The use of music in this movie is artful and crafty too in the way the song – that vague ribaldry of the lyrics is characteristic of Walsh’s sense of humor – Russell sings, and appears to improvise according to circumstances, charts the peaks and troughs of her relationship with Gable. It’s not the first time a song has been used to punctuate a western, but it does feel different in the way its fluid lyrics alter depending on the singer’s mood while the theme itself remains constant.

“There goes the only man I ever respected. He’s what every boy thinks he’s going to be when he grows up and wishes he had been when he’s an old man.”

That line is uttered near the end by Robert Ryan’s Nathan Stark of Gable and it feels like screenwriters Sydney Boehm and Frank Nugent had the star himself in mind when they came up with it. The ageing Gable is used to good effect once more, that weariness that came along with the years, as well as the wisdom and philosophical self-awareness that is always lurking nearby, help to create a character who feels real, one whom the viewer can relate to and root for. Russell plays off him nicely, their moments together indicate chemistry and her role is of course key to making the plot work. Without her provocative and heartfelt performance the destination Gable, and Ryan too, arrives at would have little meaning.

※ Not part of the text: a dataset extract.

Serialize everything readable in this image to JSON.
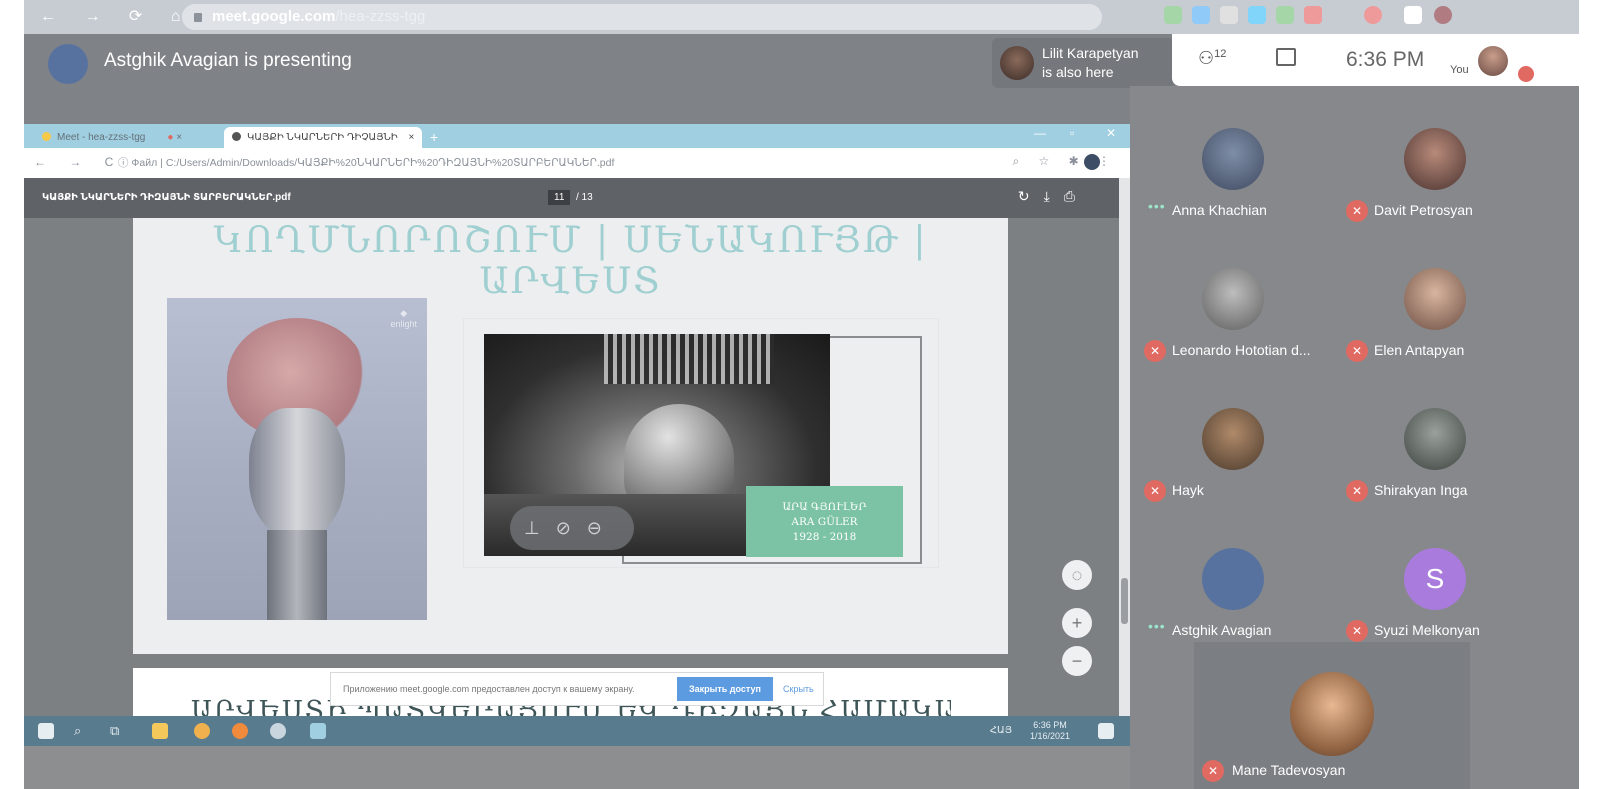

Robert Ryan was one of the true masters of ambiguity, his heroes exhibiting bumps and cracks in their surface smoothness and his villains typically suggesting some grain of decency even if one would have to dig deep to find it. His Nathan Stark is a complex and nuanced portrayal, almost obsessively ambitious and capable of flat out ruthlessness, but he has a style about him, a kind of honest worldliness that is hard to resist. Once again, the script does the character justice, allowing the arc described to follow a natural path and, in the end, to reach a very satisfying destination. Cameron Mitchell was in the middle of a pretty good run at this time. Always more of a strong supporting actor than a natural lead, he had a knack for conveying callowness and occasionally suspect judgement. There is a point along the trail where it looks as though he may be heading down a disappointingly predictable route but the writing draws him back from that and his own skills make the turnaround credible.

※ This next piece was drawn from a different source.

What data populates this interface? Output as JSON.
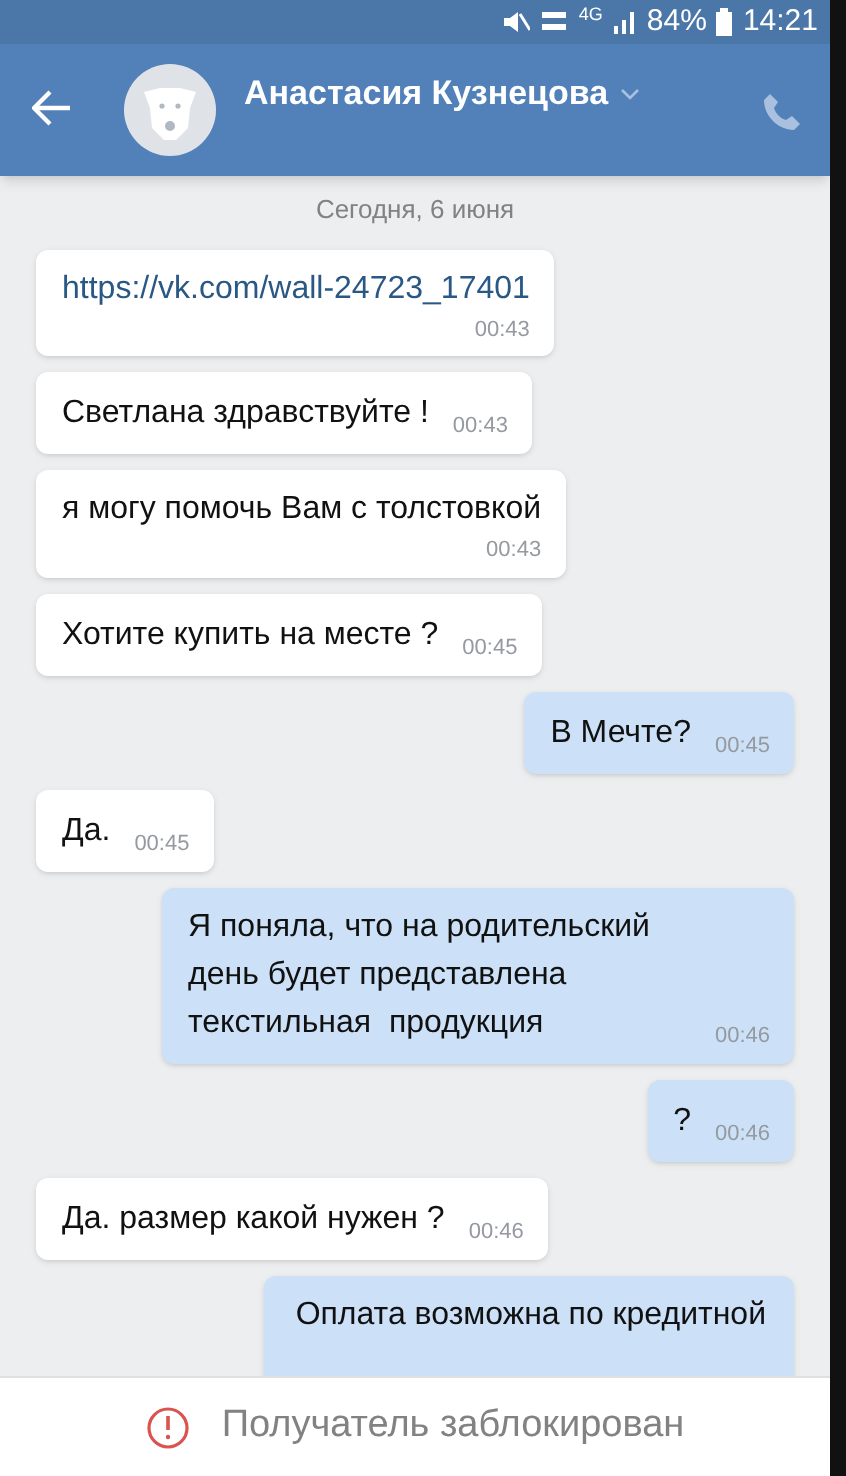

The Tall Men has long been available on DVD, and it has always looked very nice too. The movie got a Blu-ray release in the US from Twilight Time and one in Germany via Koch Media, both of which are now out of print. Being a Fox title and therefore now owned by Disney, I guess hopes of a reissue on BD are slim at the moment. The movie is another of those classy pieces of filmmaking by Raoul Walsh which can be approached as both a slick entertainment package and also as a subtle commentary on the compromises people need to make if personal fulfillment is to be achieved. All told, a really fine bit of cinema.